Счет моим провинностям день ото дня рос, страх накапливался, искра понимания проскакивала все реже, потому что разумной меры между работой и уклонением от нее я не выдерживал. К тому же начались мероприятия по ужесточению дисциплины. Полицай, стоящий под цеховыми часами напротив мужской и женской уборных, был одним из них.
Заводская продукция упаковывалась в картонные пакеты, те – в плоские деревянные ящики с веревочными ручками. Склад ящиков и пакетов был в дальнем конце цеха. Я поднимался по ящикам, как по ступеням, под самый потолок, там у меня было убежище, которое я выстелил картоном.
Я прятался здесь дольше, чем раньше в уборной, и выходил, когда подсказывали страх и осторожность. Но страх перед работой и усталость оказывались сильнее осторожности. Альфреда я заставал в ярости. Он набрасывался на меня:
– Во бист ду ден?!
– Аборт, – отвечал я.
Показывая на полицая, Альфред кричал, что в уборной меня искали и там меня не было.
«Искали» – это очень плохо. Когда не только глаза Альфреда, но и еще чьи-то на мне сойдутся, Альфред поступит как все.
Возможность того, что Альфред поступит как все, с каждым днем увеличивалась. Когда он меня ругал, мог подойти Брок.
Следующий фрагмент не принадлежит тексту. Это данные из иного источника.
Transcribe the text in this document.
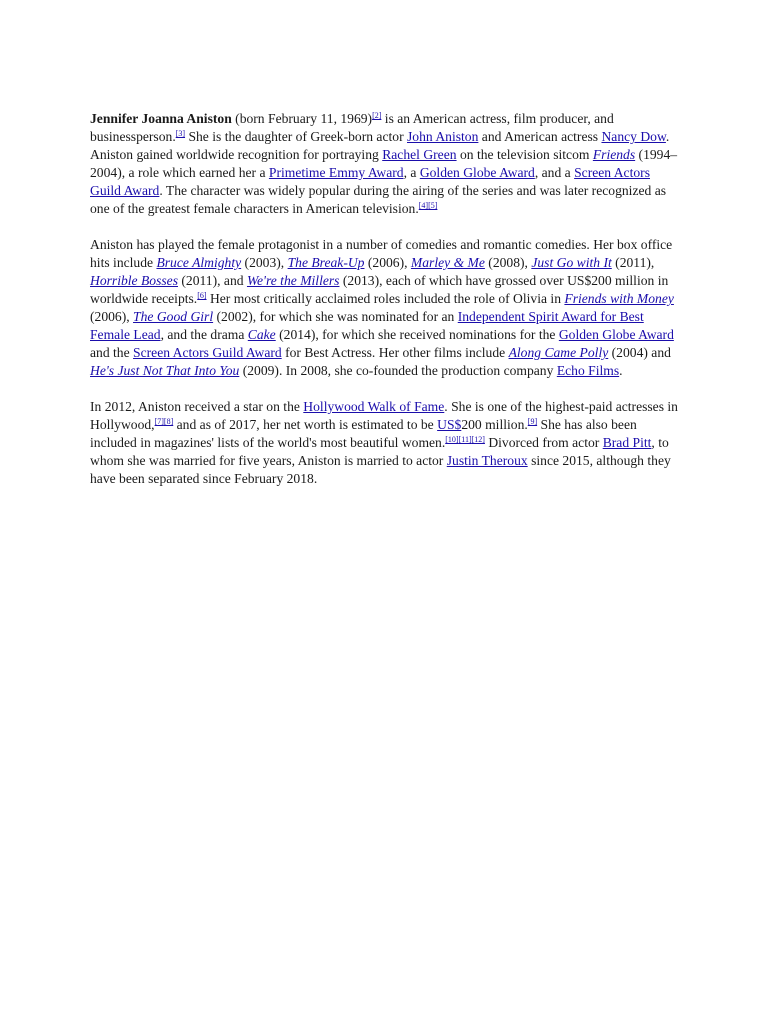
Jennifer Joanna Aniston (born February 11, 1969)[2] is an American actress, film producer, and businessperson.[3] She is the daughter of Greek-born actor John Aniston and American actress Nancy Dow. Aniston gained worldwide recognition for portraying Rachel Green on the television sitcom Friends (1994–2004), a role which earned her a Primetime Emmy Award, a Golden Globe Award, and a Screen Actors Guild Award. The character was widely popular during the airing of the series and was later recognized as one of the greatest female characters in American television.[4][5]

Aniston has played the female protagonist in a number of comedies and romantic comedies. Her box office hits include Bruce Almighty (2003), The Break-Up (2006), Marley & Me (2008), Just Go with It (2011), Horrible Bosses (2011), and We're the Millers (2013), each of which have grossed over US$200 million in worldwide receipts.[6] Her most critically acclaimed roles included the role of Olivia in Friends with Money (2006), The Good Girl (2002), for which she was nominated for an Independent Spirit Award for Best Female Lead, and the drama Cake (2014), for which she received nominations for the Golden Globe Award and the Screen Actors Guild Award for Best Actress. Her other films include Along Came Polly (2004) and He's Just Not That Into You (2009). In 2008, she co-founded the production company Echo Films.

In 2012, Aniston received a star on the Hollywood Walk of Fame. She is one of the highest-paid actresses in Hollywood,[7][8] and as of 2017, her net worth is estimated to be US$200 million.[9] She has also been included in magazines' lists of the world's most beautiful women.[10][11][12] Divorced from actor Brad Pitt, to whom she was married for five years, Aniston is married to actor Justin Theroux since 2015, although they have been separated since February 2018.
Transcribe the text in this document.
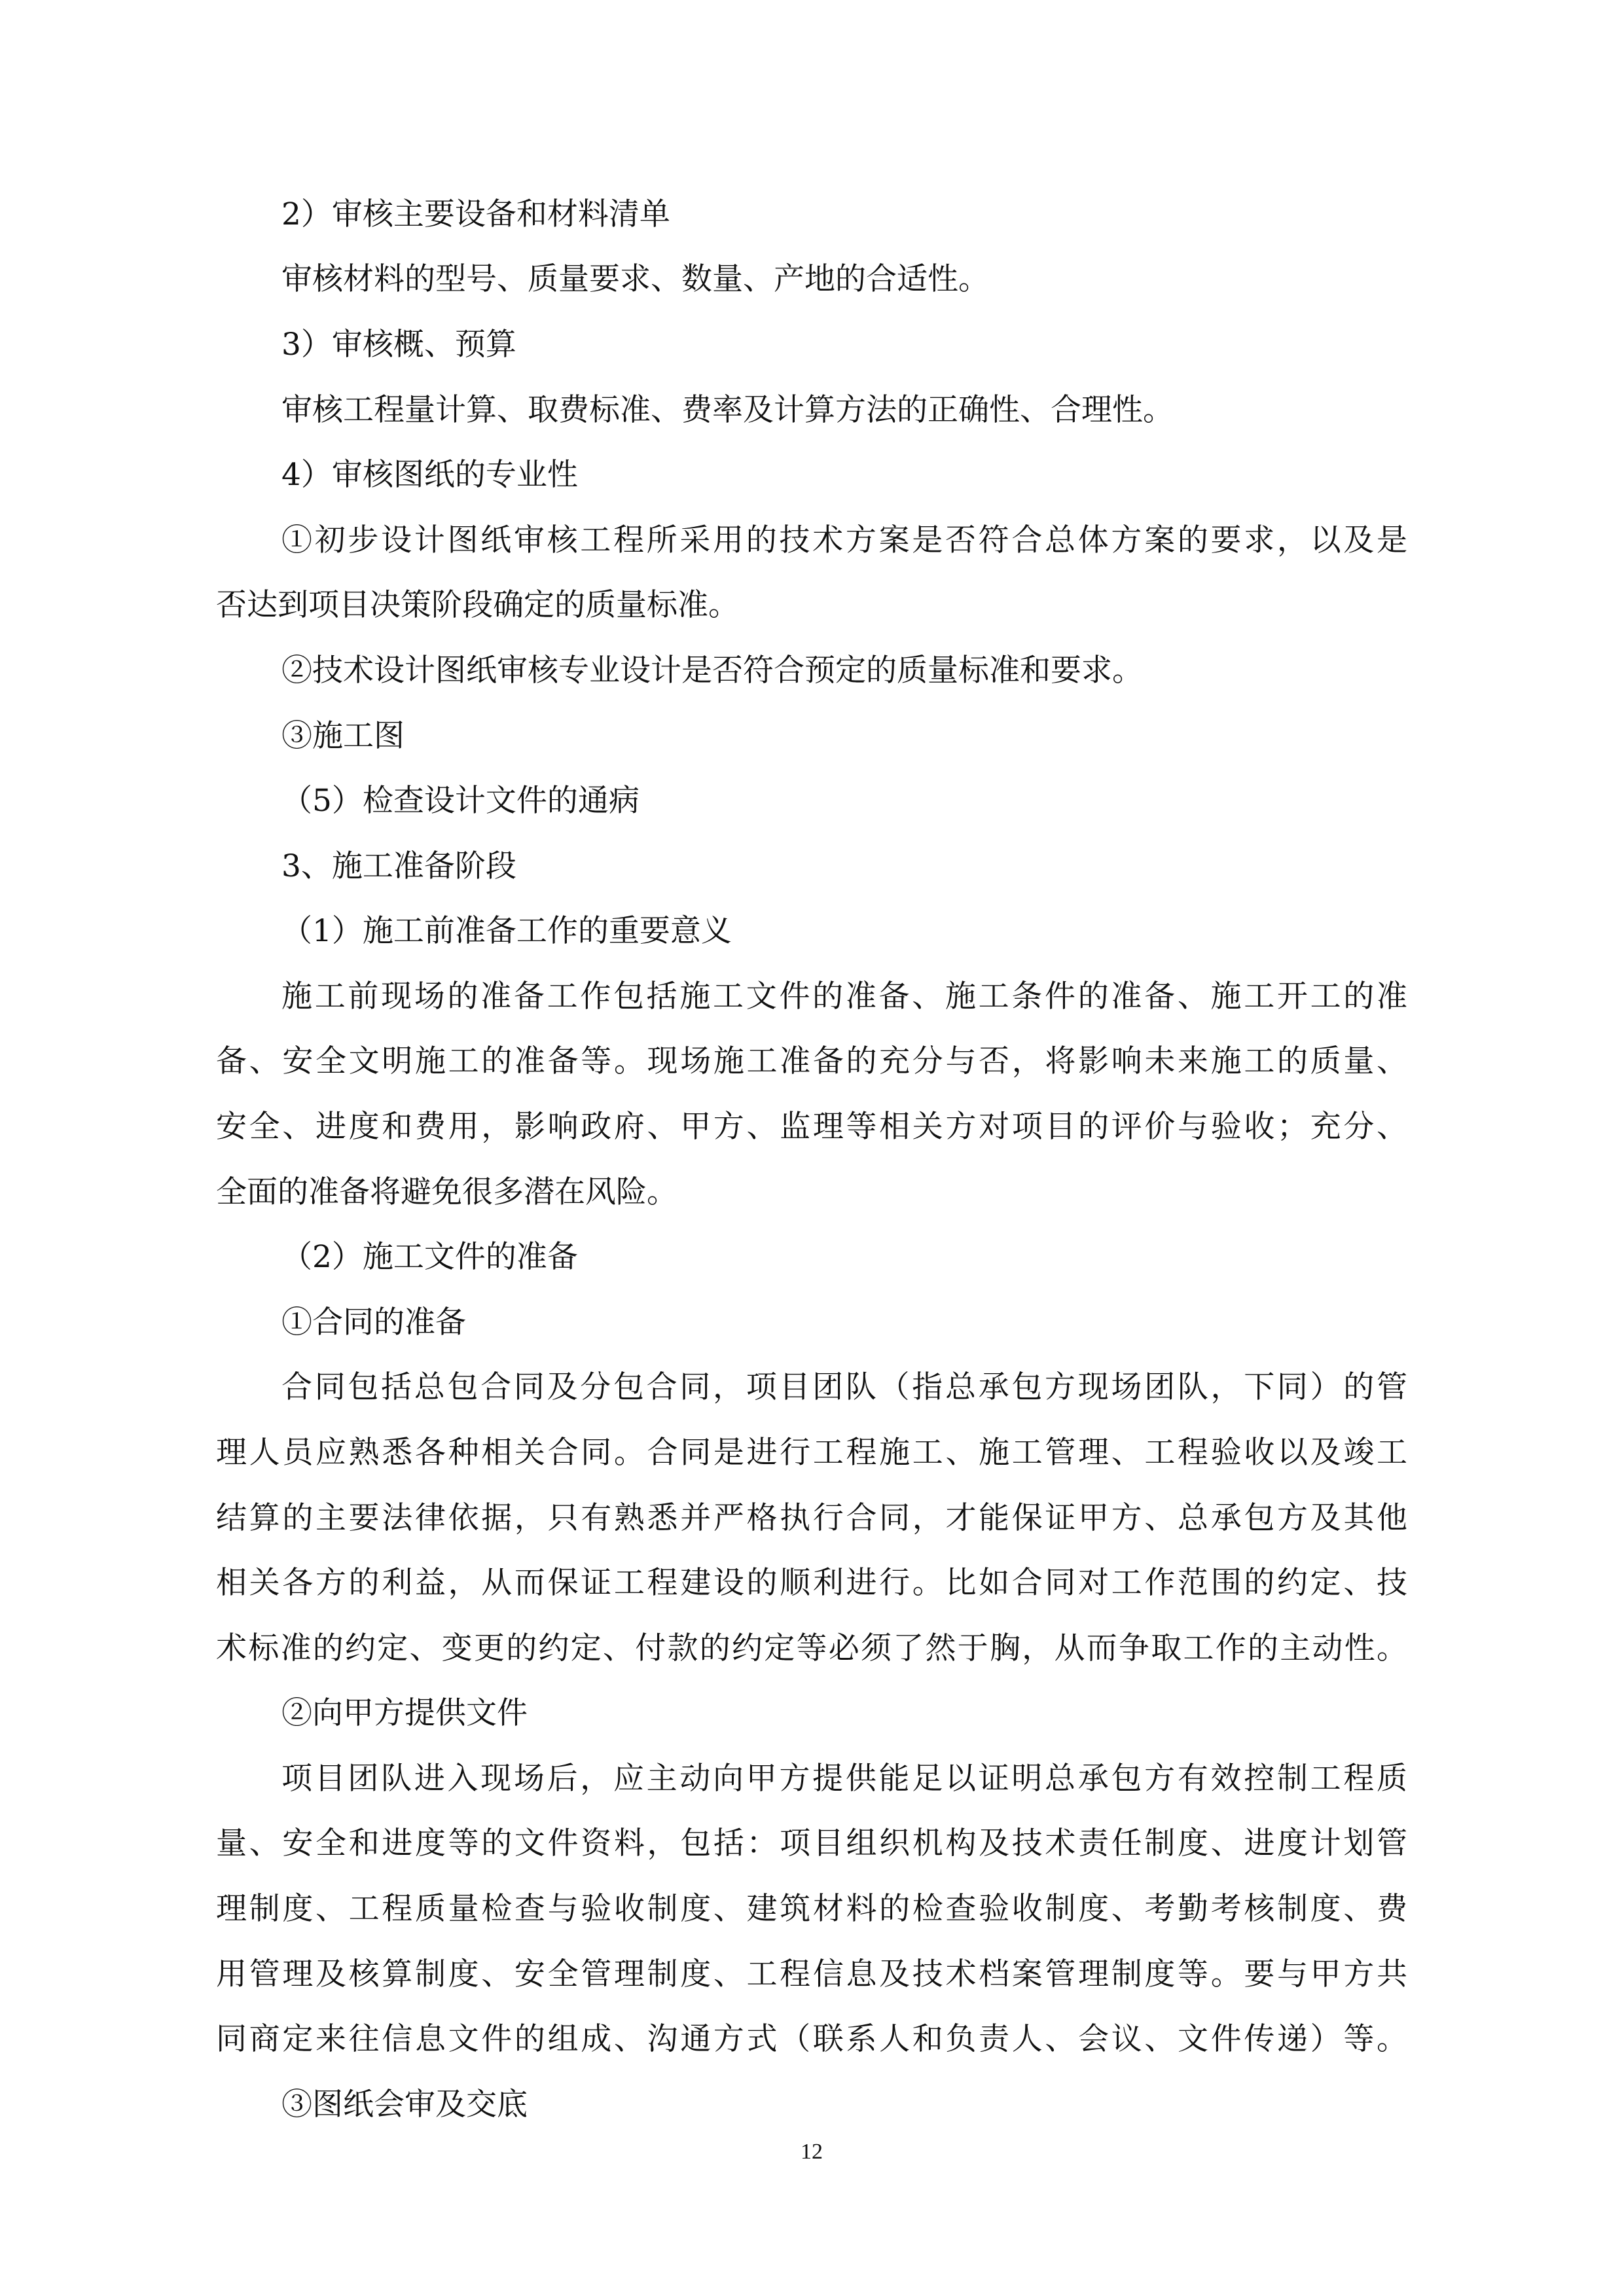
2）审核主要设备和材料清单

审核材料的型号、质量要求、数量、产地的合适性。

3）审核概、预算

审核工程量计算、取费标准、费率及计算方法的正确性、合理性。

4）审核图纸的专业性

①初步设计图纸审核工程所采用的技术方案是否符合总体方案的要求，以及是

否达到项目决策阶段确定的质量标准。

②技术设计图纸审核专业设计是否符合预定的质量标准和要求。

③施工图

（5）检查设计文件的通病

3、施工准备阶段

（1）施工前准备工作的重要意义

施工前现场的准备工作包括施工文件的准备、施工条件的准备、施工开工的准

备、安全文明施工的准备等。现场施工准备的充分与否，将影响未来施工的质量、

安全、进度和费用，影响政府、甲方、监理等相关方对项目的评价与验收；充分、

全面的准备将避免很多潜在风险。

（2）施工文件的准备

①合同的准备

合同包括总包合同及分包合同，项目团队（指总承包方现场团队，下同）的管

理人员应熟悉各种相关合同。合同是进行工程施工、施工管理、工程验收以及竣工

结算的主要法律依据，只有熟悉并严格执行合同，才能保证甲方、总承包方及其他

相关各方的利益，从而保证工程建设的顺利进行。比如合同对工作范围的约定、技

术标准的约定、变更的约定、付款的约定等必须了然于胸，从而争取工作的主动性。

②向甲方提供文件

项目团队进入现场后，应主动向甲方提供能足以证明总承包方有效控制工程质

量、安全和进度等的文件资料，包括：项目组织机构及技术责任制度、进度计划管

理制度、工程质量检查与验收制度、建筑材料的检查验收制度、考勤考核制度、费

用管理及核算制度、安全管理制度、工程信息及技术档案管理制度等。要与甲方共

同商定来往信息文件的组成、沟通方式（联系人和负责人、会议、文件传递）等。

③图纸会审及交底

12
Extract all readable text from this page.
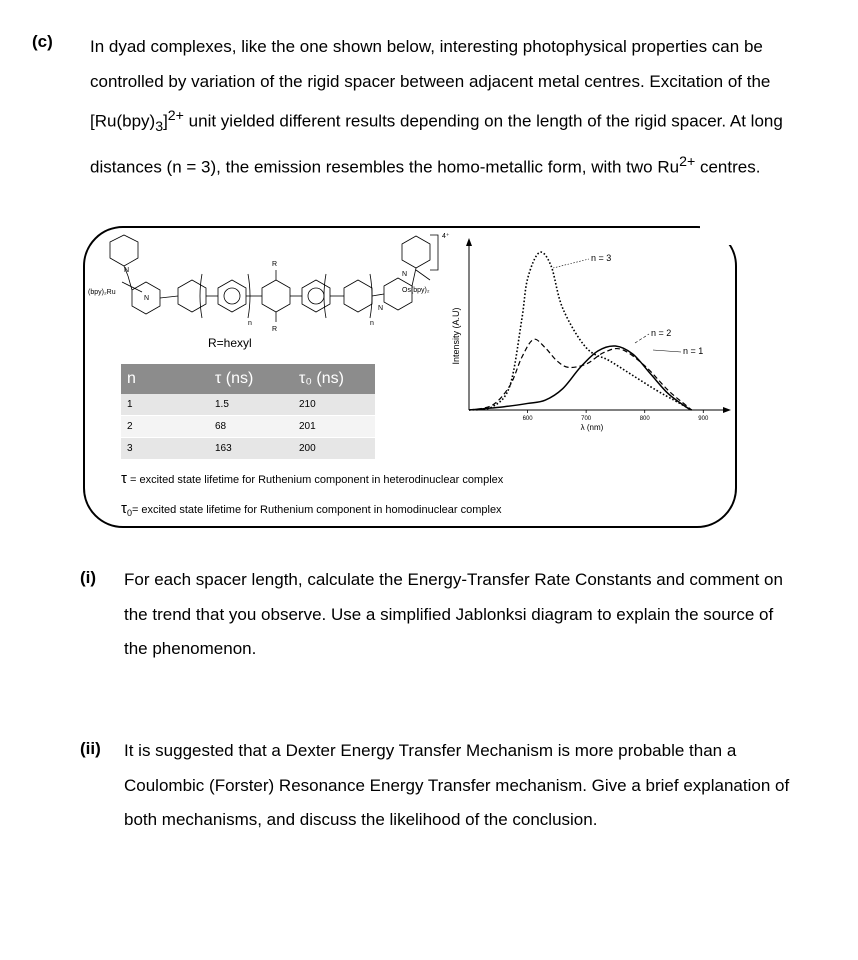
(c) In dyad complexes, like the one shown below, interesting photophysical properties can be controlled by variation of the rigid spacer between adjacent metal centres. Excitation of the $[Ru(bpy)_3]^{2+}$ unit yielded different results depending on the length of the rigid spacer. At long distances (n = 3), the emission resembles the homo-metallic form, with two $Ru^{2+}$ centres.
N
N
N
N
(bpy)₂Ru	Os(bpy)₂
R
R
n	n
4⁺
R=hexyl
n	τ (ns)	τ₀ (ns)
1	1.5	210
2	68	201
3	163	200
τ = excited state lifetime for Ruthenium component in heterodinuclear complex
$\tau_0=$ excited state lifetime for Ruthenium component in homodinuclear complex
Intensity (A.U)
λ (nm)
600	700	800	900
n = 3
n = 2
n = 1
(i) For each spacer length, calculate the Energy-Transfer Rate Constants and comment on the trend that you observe. Use a simplified Jablonksi diagram to explain the source of the phenomenon.
(ii) It is suggested that a Dexter Energy Transfer Mechanism is more probable than a Coulombic (Forster) Resonance Energy Transfer mechanism. Give a brief explanation of both mechanisms, and discuss the likelihood of the conclusion.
Кто-то мог узнать о моем убежище и донести. Терпение самого Альфреда могло лопнуть. Как бы ни повернулось, не избежать мне собственных упреков в глупости и неумеренности, из-за которых я не поладил с таким мастером. Вот что было досадно. Ведь каждый шанс, который здесь давала судьба, мог оказаться последним. Боязнь его потери – особый страх. В убежище среди ящиков мысль об этом не оставляла меня ни на минуту. Возвращаясь из убежища, я каждый раз боялся застать в цехе грозу. Но не всегда она разражалась из-за меня.
Инга и Кристин тоже делали самовольные перерывы в работе. Снимали клеенчатые фартуки, вешали их в шкафчик, вытирали мокрые от щелочной воды руки, гасили на машинах свет и отправлялись в уборную. И то, как неторопливо вытирали тряпками голые по локоть руки, как откатывали рукава кофточек, как шли мимо полицая к дверям туалета, как иногда останавливались на полдороге и кричали Христе: «Кристин!» – замечали все в цехе.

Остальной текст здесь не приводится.